After the betrayal, you will need to decide whether you want to restore the relationship or break up. You will need to confront the ambivalence of whether to stay or leave a relationship. You must make your choice consciously. You will be able to make a thoughtful decision based on your circumstances and needs. “What can I expect from love?” “Can I trust my feelings?” “Does the partner suit me?” These are just some of the questions to ask yourself. A psychologist can help you sort your answers out. If you choose to stay, then you cannot be sure that betrayal will never happen again. The opposite option will help get rid of the traitor once and for all and start living from scratch. You will say goodbye to the past and start healing from betrayal trauma and create a new life.
One of the most damaging aspects of betrayal is broken trust. A sense of security is of utmost importance here. If a person cannot feel safe, trust cannot be restored right away. If you plan to stay with a partner, you need to focus on restoring trust. If you cannot forgive, then do not waste time on this relationship. Give yourself the chance to learn to trust yourself. Instead of focusing on your ex and betrayal, think of all the amazing people in your life whom you can trust, including yourself. Make a list of ten fantastic choices and decisions you have made in the past few years. The process of restoring trust can take a lifetime, but this does not mean that you must deal with the problems of trust daily. Trust can only be earned over time through commitment and continued efforts.
Forgiveness is the highest form of love that every person can give. Forgiveness is a voluntary act in which you decide to see the situation differently. Forgiveness helps you change the way you think instead of seeing the situation through the prism of anger, guilt, or fear. Forgiveness will extend your love of the world. At a deeper level, it can change the way of thinking, which includes the humanity and spiritual nature of all people. It's about your inner emotional discharge. Forgiveness is not reconciliation. You can forgive someone, but that does not mean that you have to reconcile. At a practical level, forgiveness is the reduction of your emotional burden and the healing of your heart pain. It's about your inner healing.
If you consider all the consequences of this trauma in your life as part of one deep mental wound, you will be able to gradually move away from pain and shock, starting the healing process.

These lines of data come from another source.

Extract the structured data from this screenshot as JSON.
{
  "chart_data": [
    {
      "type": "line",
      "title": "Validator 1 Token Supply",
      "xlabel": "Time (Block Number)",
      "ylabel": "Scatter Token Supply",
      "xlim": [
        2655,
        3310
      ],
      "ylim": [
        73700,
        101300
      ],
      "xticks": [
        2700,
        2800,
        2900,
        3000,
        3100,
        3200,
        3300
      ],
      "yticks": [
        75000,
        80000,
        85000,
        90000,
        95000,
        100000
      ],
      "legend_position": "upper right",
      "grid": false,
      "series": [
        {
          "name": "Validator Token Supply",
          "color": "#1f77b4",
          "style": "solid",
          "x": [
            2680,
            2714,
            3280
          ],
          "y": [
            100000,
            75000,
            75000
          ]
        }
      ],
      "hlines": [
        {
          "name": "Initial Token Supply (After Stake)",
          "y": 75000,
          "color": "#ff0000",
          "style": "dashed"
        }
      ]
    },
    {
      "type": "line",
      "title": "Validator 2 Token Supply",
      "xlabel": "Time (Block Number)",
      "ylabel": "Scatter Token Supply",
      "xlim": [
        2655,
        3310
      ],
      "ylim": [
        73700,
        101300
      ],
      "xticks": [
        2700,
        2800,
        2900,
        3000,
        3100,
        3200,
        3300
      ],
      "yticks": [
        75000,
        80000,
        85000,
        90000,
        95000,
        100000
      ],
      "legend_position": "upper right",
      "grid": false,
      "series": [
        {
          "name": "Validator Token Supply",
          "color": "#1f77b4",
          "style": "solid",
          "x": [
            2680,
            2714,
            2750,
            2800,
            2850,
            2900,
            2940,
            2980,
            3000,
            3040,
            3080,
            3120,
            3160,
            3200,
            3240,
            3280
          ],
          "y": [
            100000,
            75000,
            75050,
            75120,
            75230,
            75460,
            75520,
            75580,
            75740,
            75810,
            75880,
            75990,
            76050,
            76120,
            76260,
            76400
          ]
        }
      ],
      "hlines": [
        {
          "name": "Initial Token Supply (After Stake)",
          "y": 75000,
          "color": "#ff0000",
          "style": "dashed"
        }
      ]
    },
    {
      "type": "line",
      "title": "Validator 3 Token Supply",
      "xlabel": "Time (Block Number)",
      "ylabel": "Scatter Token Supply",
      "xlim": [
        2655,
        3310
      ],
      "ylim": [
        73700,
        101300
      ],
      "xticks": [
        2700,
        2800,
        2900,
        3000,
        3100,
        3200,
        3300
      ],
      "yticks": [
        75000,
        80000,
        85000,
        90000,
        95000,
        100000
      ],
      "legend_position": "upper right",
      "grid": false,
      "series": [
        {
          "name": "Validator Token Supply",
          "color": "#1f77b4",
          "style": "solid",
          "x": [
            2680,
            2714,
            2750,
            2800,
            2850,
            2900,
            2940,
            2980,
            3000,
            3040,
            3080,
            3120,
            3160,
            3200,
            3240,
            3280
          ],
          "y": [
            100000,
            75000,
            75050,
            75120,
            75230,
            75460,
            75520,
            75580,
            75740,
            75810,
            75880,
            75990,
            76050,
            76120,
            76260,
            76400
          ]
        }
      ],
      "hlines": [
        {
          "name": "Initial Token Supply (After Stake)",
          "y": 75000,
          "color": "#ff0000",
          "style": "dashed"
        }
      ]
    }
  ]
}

At the physical level, you will feel stronger and healthier. You will be able to sleep soundly and be ready for any challenges. At the mental level, you will be able to concentrate again, stop constantly tormenting yourself with memories and thoughts about what happened, and focus on positive thoughts and ideas.
At the emotional level, you will become calmer and more balanced, more confident and optimistic. But most importantly, having healed from the trauma, you will no longer allow the experienced betrayal to control your life. What happened will remain one of the most important chapters of your life, but it will no longer completely control its course.
You will realize that this experience has helped you become more confident, stronger and wiser as well as establish clear personal boundaries. You will surround yourself with people who support you, help you develop and accept you the way you are, avoiding those who are not ready to be a partner you deserve. Your greatest crisis can become your greatest gift.